Tuesday, April 30, 2013

This Space Available


When you’re excited about the prospect of finding a new home, it’s easy to get bedazzled by descriptions that make rental listings sound idyllic. Before you get excited about that too-good-to-be-true little place on your ‘must see’ list, you’ll want to understand the true meanings behind oft-used adjectives in rental listings. You may wish to curb your enthusiasm until you’ve read this handy primer of descriptive terms.

Rustic – if you died, nobody would find you for weeks. The toilet is outdoors and you will have to fight the bears to use the Charmin.

Quaint – The equivalent of being told that your blind date “has a great personality.”

Charming - big enough for one of the seven dwarves to live in it.

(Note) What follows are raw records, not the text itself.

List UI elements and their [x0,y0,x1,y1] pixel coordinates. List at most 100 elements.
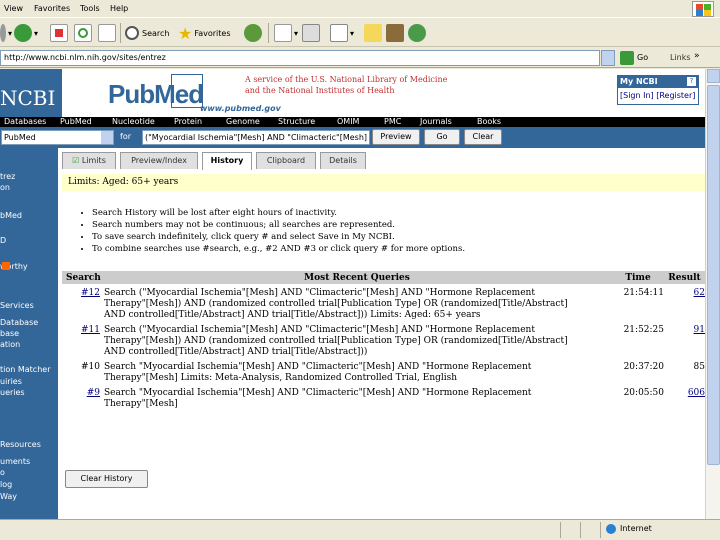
sidebar-item-d[interactable]: D [0,236,6,245]
query-number[interactable]: #10 [81,362,100,372]
nav-databases[interactable]: Databases [4,117,46,127]
service-line-2: and the National Institutes of Health [245,86,395,95]
table-row: #9 Search "Myocardial Ischemia"[Mesh] AN… [62,384,705,410]
sidebar-item-citation[interactable]: ation [0,340,20,349]
tab-details[interactable]: Details [320,152,366,169]
column-header-time: Time [612,271,664,284]
sidebar-item-way[interactable]: Way [0,492,17,501]
list-item: To combine searches use #search, e.g., #… [92,243,465,255]
windows-logo-icon [692,1,714,17]
forward-icon [14,24,32,42]
result-count-link[interactable]: 606 [688,388,705,398]
home-icon [98,24,116,42]
sidebar-item-entrez[interactable]: trez [0,172,15,181]
query-line: Search ("Myocardial Ischemia"[Mesh] AND … [104,288,535,298]
nav-pubmed[interactable]: PubMed [60,117,92,127]
forward-button[interactable]: ▾ [14,23,38,43]
history-button[interactable] [244,23,262,43]
database-select[interactable]: PubMed [1,130,114,145]
checkbox-icon[interactable]: ☑ [72,156,79,165]
search-label: Search [142,28,170,38]
clear-history-button[interactable]: Clear History [65,470,148,488]
query-number-cell: #12 [62,284,102,321]
nav-books[interactable]: Books [477,117,501,127]
address-dropdown[interactable] [601,50,615,66]
result-count-link[interactable]: 62 [694,288,705,298]
preview-button[interactable]: Preview [372,129,420,145]
favorites-button[interactable]: ★ Favorites [178,23,230,43]
sidebar-item-citation-matcher[interactable]: tion Matcher [0,365,51,374]
nav-nucleotide[interactable]: Nucleotide [112,117,155,127]
query-number-link[interactable]: #12 [81,288,100,298]
tab-limits[interactable]: ☑ Limits [62,152,116,169]
search-term-input[interactable]: ("Myocardial Ischemia"[Mesh] AND "Climac… [142,130,370,145]
research-button[interactable] [386,23,404,43]
tab-history[interactable]: History [202,152,252,170]
nav-journals[interactable]: Journals [420,117,452,127]
sidebar-item-o[interactable]: o [0,468,5,477]
ncbi-text: NCBI [0,86,56,110]
menu-view[interactable]: View [4,4,23,13]
menu-favorites[interactable]: Favorites [34,4,70,13]
back-button[interactable]: ▾ [0,23,12,43]
ncbi-logo[interactable]: NCBI [0,69,62,117]
mail-icon [274,24,292,42]
result-count-link[interactable]: 91 [694,325,705,335]
sidebar-item-log[interactable]: log [0,480,12,489]
nav-structure[interactable]: Structure [278,117,315,127]
result-cell: 62 [664,284,705,321]
nav-pmc[interactable]: PMC [384,117,401,127]
rss-icon[interactable] [2,262,10,270]
vertical-scrollbar[interactable] [705,69,720,519]
help-icon[interactable]: ? [687,77,696,86]
notes-button[interactable] [364,23,382,43]
scroll-up-button[interactable] [707,69,720,83]
sidebar-item-pubmed[interactable]: bMed [0,211,22,220]
search-button[interactable]: Search [125,23,169,43]
sidebar-item-base[interactable]: base [0,329,19,338]
sidebar-item-tutorial[interactable]: on [0,183,10,192]
go-search-button[interactable]: Go [424,129,460,145]
links-chevron[interactable]: » [694,51,700,61]
refresh-button[interactable] [74,23,92,43]
messenger-button[interactable] [408,23,426,43]
go-arrow-icon[interactable] [620,51,634,65]
query-number-link[interactable]: #9 [87,388,100,398]
query-cell: Search ("Myocardial Ischemia"[Mesh] AND … [102,284,612,321]
chevron-down-icon[interactable] [101,131,113,144]
book-icon [386,24,404,42]
edit-button[interactable]: ▾ [330,23,354,43]
tab-preview-index[interactable]: Preview/Index [120,152,198,169]
nav-protein[interactable]: Protein [174,117,202,127]
stop-button[interactable] [50,23,68,43]
nav-genome[interactable]: Genome [226,117,260,127]
sidebar-item-clinical-queries[interactable]: uiries [0,377,22,386]
refresh-icon [74,24,92,42]
home-button[interactable] [98,23,116,43]
scroll-thumb[interactable] [707,85,720,465]
for-label: for [120,132,131,141]
list-item: Search numbers may not be continuous; al… [92,219,465,231]
mail-button[interactable]: ▾ [274,23,298,43]
query-cell: Search "Myocardial Ischemia"[Mesh] AND "… [102,384,612,410]
query-number-link[interactable]: #11 [81,325,100,335]
status-bar: Internet [0,519,720,540]
clear-button[interactable]: Clear [464,129,502,145]
print-button[interactable] [302,23,320,43]
history-table: Search Most Recent Queries Time Result #… [62,271,705,410]
menu-tools[interactable]: Tools [80,4,100,13]
tab-clipboard[interactable]: Clipboard [256,152,316,169]
sidebar-item-database[interactable]: Database [0,318,38,327]
go-button[interactable]: Go [637,53,648,62]
nav-omim[interactable]: OMIM [337,117,359,127]
links-button[interactable]: Links [670,53,691,62]
menu-help[interactable]: Help [110,4,128,13]
status-divider [600,522,601,538]
sign-in-link[interactable]: [Sign In] [Register] [618,88,698,104]
query-line: Therapy"[Mesh]) AND (randomized controll… [104,336,568,346]
pubmed-logo[interactable]: PubMed [108,79,204,110]
sidebar-item-special-queries[interactable]: ueries [0,388,25,397]
table-row: #12 Search ("Myocardial Ischemia"[Mesh] … [62,284,705,321]
address-input[interactable]: http://www.ncbi.nlm.nih.gov/sites/entrez [0,50,600,66]
sidebar-item-documents[interactable]: uments [0,457,30,466]
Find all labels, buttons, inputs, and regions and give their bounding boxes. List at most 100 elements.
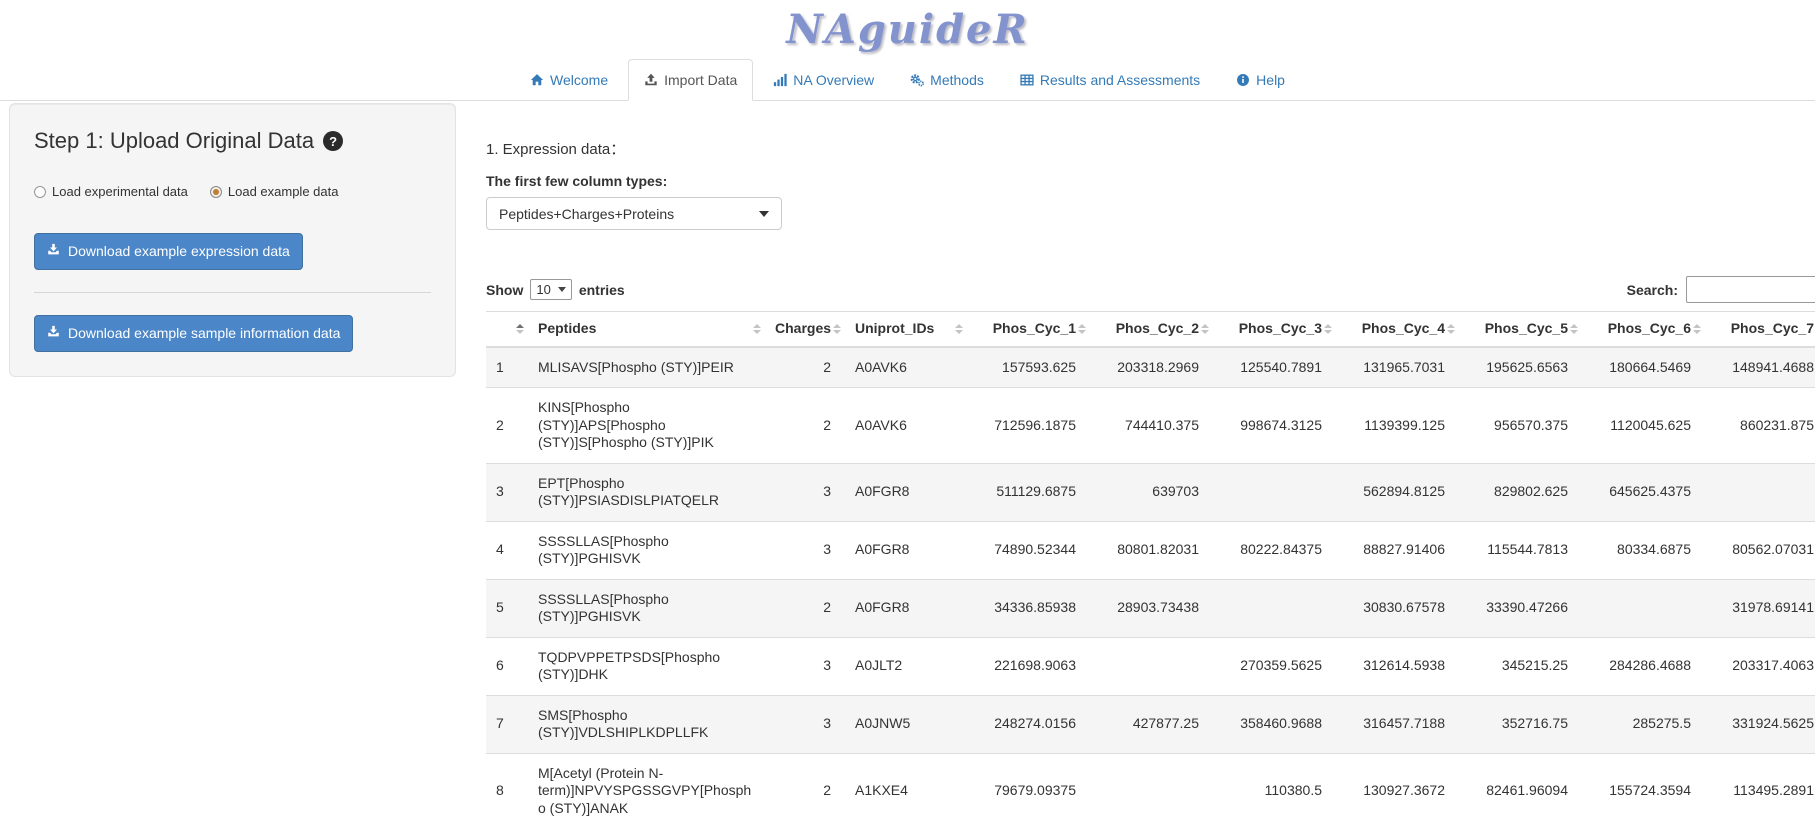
content-area: Step 1: Upload Original Data Load experi… <box>0 101 1815 826</box>
column-header-phos-cyc-7[interactable]: Phos_Cyc_7 <box>1705 312 1815 347</box>
main-panel: 1. Expression data： The first few column… <box>486 101 1815 826</box>
charge-cell: 3 <box>765 695 845 753</box>
value-cell: 712596.1875 <box>967 388 1090 464</box>
value-cell: 203317.4063 <box>1705 637 1815 695</box>
column-header-label: Peptides <box>538 320 596 336</box>
row-index-cell: 2 <box>486 388 528 464</box>
info-icon <box>1236 73 1250 87</box>
chevron-down-icon <box>759 211 769 217</box>
data-source-radios: Load experimental data Load example data <box>34 184 431 199</box>
table-body: 1MLISAVS[Phospho (STY)]PEIR2A0AVK6157593… <box>486 347 1815 826</box>
row-index-cell: 4 <box>486 521 528 579</box>
sort-icon <box>1201 324 1209 334</box>
value-cell: 131965.7031 <box>1336 347 1459 388</box>
divider <box>34 292 431 293</box>
table-row: 2KINS[Phospho (STY)]APS[Phospho (STY)]S[… <box>486 388 1815 464</box>
question-circle-icon[interactable] <box>323 131 343 151</box>
column-header-phos-cyc-6[interactable]: Phos_Cyc_6 <box>1582 312 1705 347</box>
value-cell: 88827.91406 <box>1336 521 1459 579</box>
table-header-row: Peptides Charges Uniprot_IDs Phos_C <box>486 312 1815 347</box>
tab-welcome[interactable]: Welcome <box>514 59 624 101</box>
value-cell: 80801.82031 <box>1090 521 1213 579</box>
value-cell: 113495.2891 <box>1705 753 1815 826</box>
charge-cell: 3 <box>765 463 845 521</box>
page-length-value: 10 <box>536 282 550 297</box>
uniprot-cell: A1KXE4 <box>845 753 967 826</box>
search-input[interactable] <box>1686 276 1815 303</box>
uniprot-cell: A0FGR8 <box>845 521 967 579</box>
value-cell: 285275.5 <box>1582 695 1705 753</box>
column-header-index[interactable] <box>486 312 528 347</box>
value-cell: 130927.3672 <box>1336 753 1459 826</box>
download-sample-info-button[interactable]: Download example sample information data <box>34 315 353 352</box>
entries-label: entries <box>579 282 625 298</box>
value-cell: 312614.5938 <box>1336 637 1459 695</box>
tab-na-overview[interactable]: NA Overview <box>757 59 890 101</box>
value-cell: 358460.9688 <box>1213 695 1336 753</box>
button-label: Download example sample information data <box>68 325 340 342</box>
sort-icon <box>1570 324 1578 334</box>
column-header-phos-cyc-4[interactable]: Phos_Cyc_4 <box>1336 312 1459 347</box>
radio-load-example-data[interactable]: Load example data <box>210 184 339 199</box>
expression-data-title: 1. Expression data： <box>486 141 1815 159</box>
value-cell: 352716.75 <box>1459 695 1582 753</box>
search-label: Search: <box>1627 282 1678 298</box>
value-cell: 155724.3594 <box>1582 753 1705 826</box>
column-header-label: Phos_Cyc_5 <box>1485 320 1568 336</box>
row-index-cell: 1 <box>486 347 528 388</box>
table-row: 7SMS[Phospho (STY)]VDLSHIPLKDPLLFK3A0JNW… <box>486 695 1815 753</box>
radio-load-experimental-data[interactable]: Load experimental data <box>34 184 188 199</box>
column-header-label: Uniprot_IDs <box>855 320 934 336</box>
tab-label: Results and Assessments <box>1040 70 1200 90</box>
table-row: 6TQDPVPPETPSDS[Phospho (STY)]DHK3A0JLT22… <box>486 637 1815 695</box>
column-header-charges[interactable]: Charges <box>765 312 845 347</box>
tab-help[interactable]: Help <box>1220 59 1301 101</box>
column-header-peptides[interactable]: Peptides <box>528 312 765 347</box>
page-length-select[interactable]: 10 <box>530 279 571 300</box>
value-cell: 427877.25 <box>1090 695 1213 753</box>
column-header-label: Phos_Cyc_3 <box>1239 320 1322 336</box>
download-icon <box>47 325 60 342</box>
sort-icon <box>1324 324 1332 334</box>
value-cell: 511129.6875 <box>967 463 1090 521</box>
value-cell: 1139399.125 <box>1336 388 1459 464</box>
value-cell: 34336.85938 <box>967 579 1090 637</box>
value-cell: 125540.7891 <box>1213 347 1336 388</box>
value-cell: 157593.625 <box>967 347 1090 388</box>
peptide-cell: SSSSLLAS[Phospho (STY)]PGHISVK <box>528 579 765 637</box>
value-cell <box>1705 463 1815 521</box>
table-row: 5SSSSLLAS[Phospho (STY)]PGHISVK2A0FGR834… <box>486 579 1815 637</box>
tab-label: Methods <box>930 70 984 90</box>
column-header-uniprot-ids[interactable]: Uniprot_IDs <box>845 312 967 347</box>
uniprot-cell: A0JLT2 <box>845 637 967 695</box>
value-cell: 80562.07031 <box>1705 521 1815 579</box>
column-header-label: Phos_Cyc_1 <box>993 320 1076 336</box>
value-cell <box>1090 637 1213 695</box>
column-header-phos-cyc-1[interactable]: Phos_Cyc_1 <box>967 312 1090 347</box>
tab-import-data[interactable]: Import Data <box>628 59 753 101</box>
download-icon <box>47 243 60 260</box>
value-cell: 829802.625 <box>1459 463 1582 521</box>
value-cell: 148941.4688 <box>1705 347 1815 388</box>
value-cell: 744410.375 <box>1090 388 1213 464</box>
value-cell: 203318.2969 <box>1090 347 1213 388</box>
expression-data-table: Peptides Charges Uniprot_IDs Phos_C <box>486 311 1815 826</box>
column-types-select[interactable]: Peptides+Charges+Proteins <box>486 197 782 230</box>
sort-icon <box>516 324 524 334</box>
value-cell: 860231.875 <box>1705 388 1815 464</box>
tab-methods[interactable]: Methods <box>894 59 1000 101</box>
tab-results-assessments[interactable]: Results and Assessments <box>1004 59 1216 101</box>
column-header-phos-cyc-3[interactable]: Phos_Cyc_3 <box>1213 312 1336 347</box>
value-cell: 248274.0156 <box>967 695 1090 753</box>
row-index-cell: 6 <box>486 637 528 695</box>
charge-cell: 3 <box>765 521 845 579</box>
value-cell: 80222.84375 <box>1213 521 1336 579</box>
download-expression-data-button[interactable]: Download example expression data <box>34 233 303 270</box>
value-cell: 80334.6875 <box>1582 521 1705 579</box>
charge-cell: 2 <box>765 579 845 637</box>
peptide-cell: TQDPVPPETPSDS[Phospho (STY)]DHK <box>528 637 765 695</box>
value-cell <box>1582 579 1705 637</box>
row-index-cell: 7 <box>486 695 528 753</box>
column-header-phos-cyc-5[interactable]: Phos_Cyc_5 <box>1459 312 1582 347</box>
column-header-phos-cyc-2[interactable]: Phos_Cyc_2 <box>1090 312 1213 347</box>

But not one of the fat ones.

Immaculate – recently steam cleaned top to bottom because of bedbug infestation and smoke damage from previous client.

Remodeled – We had to fix a bunch of shit or the county was going to condemn it.

Garden apartment – there is some sort of flowery thing covering half of the front door. You are probably allergic to it.

Cozy – If you actually want to sit down while you pee, this isn’t the place for you.

Combination bathroom/shower – The shower is not enclosed. When you take a shower, the whole room gets wet. This includes the light switch. The good news is you can take a shower while you’re sitting on the toilet.

Extra storage  area – there is a big plastic trunk outside the back door. You can use half of it.

Suitable for one person – but not for you.

Lots of history – three people have been murdered here.

Quiet – no one will hear you scream.

A Gardener’s dream – eight years of weeds await you.

Phone and internet not included – But if you going up on the roof, you might get a signal up there.

Close to transportation – you can hitch a ride with the logging trucks to the main road.

Month to month rental agreement – your rent will go up three hundred dollars exactly 32 days after you move in.

Furnished – My wife wouldn’t let me keep my man-cave furniture and velvet paintings of dogs playing poker after we got married. I had to put them somewhere.

Freshly painted – it was the only way to cover the blood stains

New flooring – see above

Plenty of natural light – no electricity.

Unrestricted view – not much grows here since those fires come through every year.

Well water -  mostly in the basement.

On a septic system  Try not to flush.

Grocery store just down the road – but the road itself is ten miles away.